Greece imposes capital controls, banks to remain shut
Updated: 2015-06-29 06:43
People line up to withdraw cash from an automated teller machine (ATM) outside a National Bank branch in Iraklio on the island of Crete, Greece June 28, 2015. Greece's Prime Minister Alexis Tsipras on Sunday announced a bank holiday and capital controls after Greeks responded to his surprise call for a referendum on bailout terms by pulling money out of banks. [Photo/Agencies]
ATHENS, Greece - Greece's five-year financial crisis took its most dramatic turn to date Sunday, with the prime minister announcing Greek banks would remain shut indefinitely and restrictions would be imposed on cash withdrawals.
The decision came on the recommendation of the Bank of Greece, Prime Minister Alexis Tsipras said during a televised address to the nation.

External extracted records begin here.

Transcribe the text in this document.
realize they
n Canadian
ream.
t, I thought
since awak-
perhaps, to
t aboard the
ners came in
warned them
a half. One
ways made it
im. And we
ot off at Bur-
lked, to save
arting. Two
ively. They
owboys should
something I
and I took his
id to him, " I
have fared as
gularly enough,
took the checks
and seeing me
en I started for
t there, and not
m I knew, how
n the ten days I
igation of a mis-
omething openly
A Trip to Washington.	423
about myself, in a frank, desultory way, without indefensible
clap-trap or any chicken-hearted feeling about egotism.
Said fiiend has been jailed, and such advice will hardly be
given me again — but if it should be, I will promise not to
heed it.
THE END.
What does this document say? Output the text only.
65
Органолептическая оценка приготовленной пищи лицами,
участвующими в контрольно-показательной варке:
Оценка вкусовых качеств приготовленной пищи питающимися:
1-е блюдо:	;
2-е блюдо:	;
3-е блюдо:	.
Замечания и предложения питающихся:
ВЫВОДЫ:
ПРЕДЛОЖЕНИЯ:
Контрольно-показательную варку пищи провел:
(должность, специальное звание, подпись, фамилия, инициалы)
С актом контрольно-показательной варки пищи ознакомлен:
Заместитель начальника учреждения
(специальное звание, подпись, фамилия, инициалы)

He didn't immediately say what types of capital controls would be imposed.
The developments have thrown into question Greece's financial future and continued membership in the 19-nation shared euro currency _ and even the European Union.
For the past two days, Greeks have been rushing to ATMs to withdraw money across the country following Tsipras' sudden weekend decision to call a referendum on creditor proposals for Greek reforms in return for vital bailout funds.
The government is urging Greeks to vote against the proposals, arguing that they are humiliating and that they would prolong the country's financial woes.
The referendum decision, which was ratified by parliament after a marathon 13-hour session that ended in the early hours of Sunday, shocked and angered Greece's European partners. The country's negotiations with its European creditors have been suspended, with both sides accusing each other of being responsible.